Why do I need to guide my telescope for photography? Don’t accurate alignment and firmware functions like periodic error correction (PEC) take care of it all?

An excellent mount can greatly minimize the need for guiding and probably eliminate it for shorter exposures with shorter focal-length scopes or piggybacked cameras.

However, guiding (manual or auto) is still needed to counteract imperfect polar alignment, either because of your inaccuracy in technique (centering stars, etc.) or limits of firmware in correcting for cone error, etc.

While cone error corrections using calibration stars do correct for a fixed value of the difference between parallelism of the telescope tube and mount, they don’t correct for flexure between the two as the scope changes position during the night, or flexure between the main tube and a piggybacked lens/scope.

Periodic error is greatly reduced in a high-quality mount and further reduced by the use of PEC utilities. So usually what’s left from the mount are non-periodic errors from the gearing and motors, fluctuations in current in the power supply, differences between the sidereal rate and the actual rate produced by your drive.

And the atmosphere itself can cause errors that will show up in images.
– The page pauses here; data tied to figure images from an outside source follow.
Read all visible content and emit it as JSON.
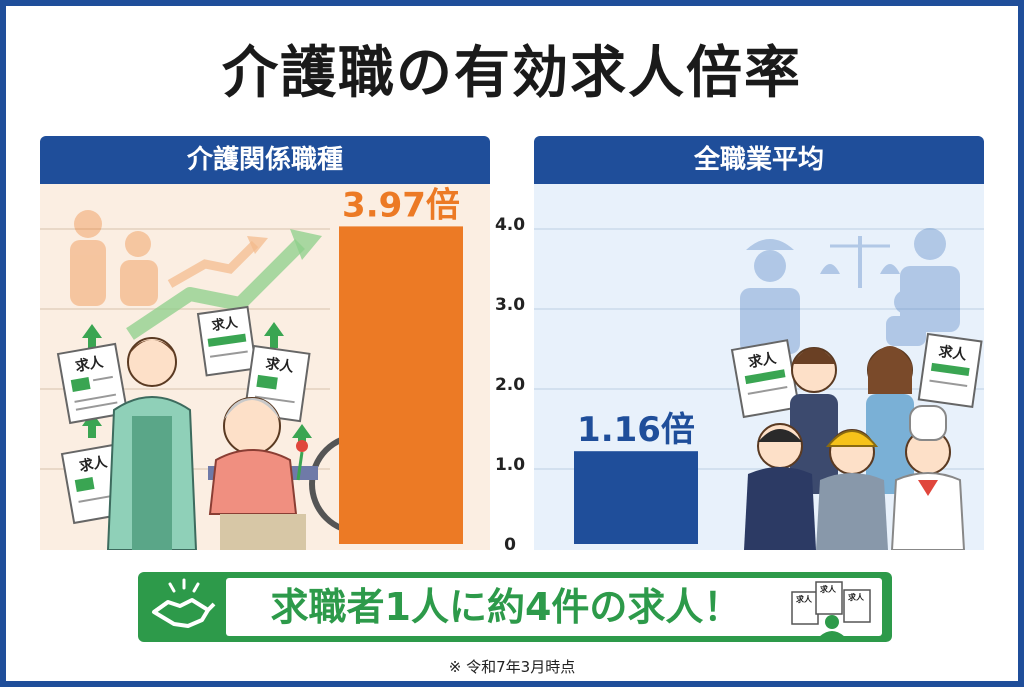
{
  "title": "介護職の有効求人倍率",
  "chart_data": {
    "type": "bar",
    "categories": [
      "介護関係職種",
      "全職業平均"
    ],
    "values": [
      3.97,
      1.16
    ],
    "value_labels": [
      "3.97倍",
      "1.16倍"
    ],
    "ylim": [
      0,
      4.0
    ],
    "y_ticks": [
      "0",
      "1.0",
      "2.0",
      "3.0",
      "4.0"
    ],
    "colors": [
      "#ec7a25",
      "#1f4e9a"
    ],
    "grid": true
  },
  "illustration_labels": {
    "job_offer_card": "求人"
  },
  "banner": {
    "text": "求職者1人に約4件の求人！",
    "icons": [
      "handshake-icon",
      "job-documents-person-icon"
    ]
  },
  "footnote": "※ 令和7年3月時点"
}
First, the atmosphere acts like a weak lens and actually bends light upwards. This atmospheric refraction is greatest at low altitudes, where starlight goes through the most air. Some drives will correct for this as the King rate, however, many modern drives don’t. 

Seeing or atmospheric turbulence puts a limit on any kind of guiding: it introduces 3 to 5 arc-seconds of random variation into exposures, so you cannot get star images smaller than this angle.